Just before we get to training, we will need to compile our model. This is what it looks like:

model.compile(optimizer=tf.train.AdamOptimizer(), 
              loss='sparse_categorical_crossentropy',
              metrics=['accuracy'])

Here, we are defining a few things:

  • Loss function—This measures how accurate the model is during training. We want to minimize this function to “steer” the model in the right direction.
  • Optimizer—This is how the model is updated based on the data it sees and its loss function.
  • Metrics—Used to monitor the training and testing steps. The following example uses accuracy, the fraction of the images that are correctly classified.

Training

In our XOR implementation, training our model was the most difficult part to code. With Keras, all we have to do is define our training data, and number of epochs.

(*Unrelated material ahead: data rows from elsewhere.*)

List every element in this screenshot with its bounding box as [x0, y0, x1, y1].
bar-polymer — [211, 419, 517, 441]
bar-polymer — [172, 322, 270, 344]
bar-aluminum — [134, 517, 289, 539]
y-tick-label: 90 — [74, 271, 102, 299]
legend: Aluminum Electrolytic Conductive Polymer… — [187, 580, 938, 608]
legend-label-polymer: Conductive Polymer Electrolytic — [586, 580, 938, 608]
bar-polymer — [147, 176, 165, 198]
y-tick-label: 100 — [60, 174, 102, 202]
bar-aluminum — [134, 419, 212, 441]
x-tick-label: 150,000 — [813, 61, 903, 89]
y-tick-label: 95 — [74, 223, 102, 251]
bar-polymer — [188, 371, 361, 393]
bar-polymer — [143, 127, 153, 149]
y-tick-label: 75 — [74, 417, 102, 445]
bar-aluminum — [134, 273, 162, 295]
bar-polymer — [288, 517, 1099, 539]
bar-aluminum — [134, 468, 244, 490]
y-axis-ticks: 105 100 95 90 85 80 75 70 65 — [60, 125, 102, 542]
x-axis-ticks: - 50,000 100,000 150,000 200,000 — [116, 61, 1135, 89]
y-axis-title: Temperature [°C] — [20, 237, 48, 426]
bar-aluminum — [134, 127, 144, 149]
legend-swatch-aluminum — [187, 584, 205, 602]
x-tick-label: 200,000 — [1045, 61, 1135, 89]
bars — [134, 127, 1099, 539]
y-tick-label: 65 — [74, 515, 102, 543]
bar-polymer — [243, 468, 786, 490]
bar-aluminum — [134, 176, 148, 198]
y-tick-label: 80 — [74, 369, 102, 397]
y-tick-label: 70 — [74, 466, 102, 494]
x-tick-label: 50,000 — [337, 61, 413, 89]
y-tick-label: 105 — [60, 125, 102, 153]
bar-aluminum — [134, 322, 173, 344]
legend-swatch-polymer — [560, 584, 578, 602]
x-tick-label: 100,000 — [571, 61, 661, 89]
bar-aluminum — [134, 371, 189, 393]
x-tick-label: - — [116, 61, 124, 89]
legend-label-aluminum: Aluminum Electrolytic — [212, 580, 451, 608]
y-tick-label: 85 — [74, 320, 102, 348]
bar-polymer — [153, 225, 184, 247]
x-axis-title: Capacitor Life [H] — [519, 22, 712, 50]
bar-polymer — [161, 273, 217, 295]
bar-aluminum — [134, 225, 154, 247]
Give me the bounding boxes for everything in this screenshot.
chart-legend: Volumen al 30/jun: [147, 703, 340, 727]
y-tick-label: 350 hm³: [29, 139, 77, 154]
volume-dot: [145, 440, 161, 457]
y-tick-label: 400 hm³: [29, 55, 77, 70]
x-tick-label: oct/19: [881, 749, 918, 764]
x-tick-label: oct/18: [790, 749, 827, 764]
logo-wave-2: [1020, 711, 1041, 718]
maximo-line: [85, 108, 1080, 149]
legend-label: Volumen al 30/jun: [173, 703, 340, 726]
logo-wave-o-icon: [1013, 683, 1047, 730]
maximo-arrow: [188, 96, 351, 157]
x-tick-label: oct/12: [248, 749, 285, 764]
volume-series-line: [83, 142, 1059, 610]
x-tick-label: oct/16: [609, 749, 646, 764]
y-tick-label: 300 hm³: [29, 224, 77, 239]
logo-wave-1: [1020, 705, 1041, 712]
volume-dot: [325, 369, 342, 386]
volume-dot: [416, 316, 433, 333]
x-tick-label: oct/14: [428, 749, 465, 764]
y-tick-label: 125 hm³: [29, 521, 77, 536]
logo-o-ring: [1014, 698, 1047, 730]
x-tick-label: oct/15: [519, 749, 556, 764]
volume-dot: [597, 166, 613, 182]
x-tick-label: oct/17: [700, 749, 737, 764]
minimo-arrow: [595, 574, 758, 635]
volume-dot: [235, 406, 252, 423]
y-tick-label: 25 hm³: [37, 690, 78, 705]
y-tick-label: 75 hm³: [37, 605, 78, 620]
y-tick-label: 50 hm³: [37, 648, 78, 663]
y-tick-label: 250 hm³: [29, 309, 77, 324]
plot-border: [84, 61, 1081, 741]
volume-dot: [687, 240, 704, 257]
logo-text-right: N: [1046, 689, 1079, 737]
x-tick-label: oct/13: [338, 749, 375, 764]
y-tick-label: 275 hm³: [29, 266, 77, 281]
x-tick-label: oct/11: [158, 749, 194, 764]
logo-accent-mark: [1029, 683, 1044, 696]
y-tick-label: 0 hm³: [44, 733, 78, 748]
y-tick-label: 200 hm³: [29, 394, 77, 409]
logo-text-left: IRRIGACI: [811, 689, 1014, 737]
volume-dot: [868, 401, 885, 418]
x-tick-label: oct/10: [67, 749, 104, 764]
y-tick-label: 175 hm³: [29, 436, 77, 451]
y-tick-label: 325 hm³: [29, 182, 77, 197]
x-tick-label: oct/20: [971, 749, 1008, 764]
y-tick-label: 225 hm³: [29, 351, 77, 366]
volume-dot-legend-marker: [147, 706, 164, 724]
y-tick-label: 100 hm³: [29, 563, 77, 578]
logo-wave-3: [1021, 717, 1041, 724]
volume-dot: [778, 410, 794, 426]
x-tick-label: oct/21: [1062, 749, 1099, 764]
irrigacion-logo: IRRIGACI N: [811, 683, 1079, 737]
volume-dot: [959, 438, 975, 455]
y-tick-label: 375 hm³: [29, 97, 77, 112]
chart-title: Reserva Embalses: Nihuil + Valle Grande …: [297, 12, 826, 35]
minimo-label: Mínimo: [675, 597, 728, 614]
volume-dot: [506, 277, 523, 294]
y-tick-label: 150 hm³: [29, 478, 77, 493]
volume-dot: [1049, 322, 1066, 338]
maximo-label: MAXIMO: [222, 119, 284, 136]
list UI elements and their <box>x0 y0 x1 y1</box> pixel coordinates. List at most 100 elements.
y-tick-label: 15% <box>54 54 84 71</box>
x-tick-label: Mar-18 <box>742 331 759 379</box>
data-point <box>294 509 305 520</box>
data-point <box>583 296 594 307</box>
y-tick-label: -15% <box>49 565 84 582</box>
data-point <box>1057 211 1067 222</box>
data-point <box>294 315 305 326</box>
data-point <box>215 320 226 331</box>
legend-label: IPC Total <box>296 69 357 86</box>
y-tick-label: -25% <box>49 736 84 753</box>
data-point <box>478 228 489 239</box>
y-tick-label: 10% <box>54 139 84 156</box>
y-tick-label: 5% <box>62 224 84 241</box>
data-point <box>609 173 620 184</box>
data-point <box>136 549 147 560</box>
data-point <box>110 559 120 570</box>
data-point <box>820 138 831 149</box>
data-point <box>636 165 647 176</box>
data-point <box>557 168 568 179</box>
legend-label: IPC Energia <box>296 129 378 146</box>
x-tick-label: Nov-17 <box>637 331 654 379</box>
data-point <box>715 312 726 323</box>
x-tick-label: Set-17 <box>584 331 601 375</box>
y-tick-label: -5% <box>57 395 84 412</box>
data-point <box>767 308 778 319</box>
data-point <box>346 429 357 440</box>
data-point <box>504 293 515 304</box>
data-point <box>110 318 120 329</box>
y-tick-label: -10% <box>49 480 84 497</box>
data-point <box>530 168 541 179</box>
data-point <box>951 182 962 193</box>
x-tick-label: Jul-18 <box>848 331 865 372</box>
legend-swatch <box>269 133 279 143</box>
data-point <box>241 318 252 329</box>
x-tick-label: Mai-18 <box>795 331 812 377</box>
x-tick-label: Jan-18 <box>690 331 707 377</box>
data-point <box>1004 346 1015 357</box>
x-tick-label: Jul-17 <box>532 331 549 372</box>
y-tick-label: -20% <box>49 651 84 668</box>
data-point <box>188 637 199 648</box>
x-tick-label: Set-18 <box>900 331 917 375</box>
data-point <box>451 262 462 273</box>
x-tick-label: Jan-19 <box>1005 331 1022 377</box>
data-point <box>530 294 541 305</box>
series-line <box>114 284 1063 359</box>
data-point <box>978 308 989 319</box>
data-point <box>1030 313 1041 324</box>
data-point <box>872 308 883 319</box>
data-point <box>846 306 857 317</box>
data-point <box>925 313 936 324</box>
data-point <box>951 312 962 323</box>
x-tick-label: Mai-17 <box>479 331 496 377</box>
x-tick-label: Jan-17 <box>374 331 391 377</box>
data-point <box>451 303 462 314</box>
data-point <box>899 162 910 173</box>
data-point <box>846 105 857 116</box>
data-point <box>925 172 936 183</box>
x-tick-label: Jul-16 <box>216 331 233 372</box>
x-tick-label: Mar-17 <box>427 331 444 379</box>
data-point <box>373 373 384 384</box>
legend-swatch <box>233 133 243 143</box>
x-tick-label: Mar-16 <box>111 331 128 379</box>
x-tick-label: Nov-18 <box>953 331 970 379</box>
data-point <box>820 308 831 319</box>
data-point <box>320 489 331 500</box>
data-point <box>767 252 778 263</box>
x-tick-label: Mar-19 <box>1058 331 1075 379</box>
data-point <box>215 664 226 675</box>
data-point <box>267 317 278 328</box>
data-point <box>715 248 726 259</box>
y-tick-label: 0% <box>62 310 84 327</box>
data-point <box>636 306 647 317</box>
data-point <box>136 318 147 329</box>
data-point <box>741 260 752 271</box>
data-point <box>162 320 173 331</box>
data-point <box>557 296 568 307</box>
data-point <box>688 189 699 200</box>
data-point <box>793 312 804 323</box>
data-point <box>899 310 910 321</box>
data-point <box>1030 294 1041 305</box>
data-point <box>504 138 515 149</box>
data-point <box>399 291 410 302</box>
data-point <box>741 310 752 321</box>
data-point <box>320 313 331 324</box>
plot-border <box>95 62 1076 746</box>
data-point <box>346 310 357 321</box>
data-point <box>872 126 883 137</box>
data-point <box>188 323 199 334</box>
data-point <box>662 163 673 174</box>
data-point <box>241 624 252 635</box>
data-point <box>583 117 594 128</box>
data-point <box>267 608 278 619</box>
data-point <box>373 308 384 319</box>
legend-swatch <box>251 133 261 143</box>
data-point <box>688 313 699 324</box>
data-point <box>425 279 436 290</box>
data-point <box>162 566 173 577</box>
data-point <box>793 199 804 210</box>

model.fit(train_images, train_labels, epochs=5)
#Try to determine what each output in the console display means.

It’s really that simple.

Evaluating our Model

Evaluating our model is the simple use of the model.evaluate command. This uses our remaining 10,000 data examples. Our program has never seen any of this data, but will still evaluate it at around 85% accuracy.

test_loss, test_acc = model.evaluate(test_images, test_labels)
print('Test accuracy:', test_acc)

How do we know our model is slightly overfit?

Visualizing our Predictions

Check in our colab notebook for the week to see how we can visualize our model predictions.

Closing up shop

If you finish early, try to classify hand-written digits; think through each line for how the models differ.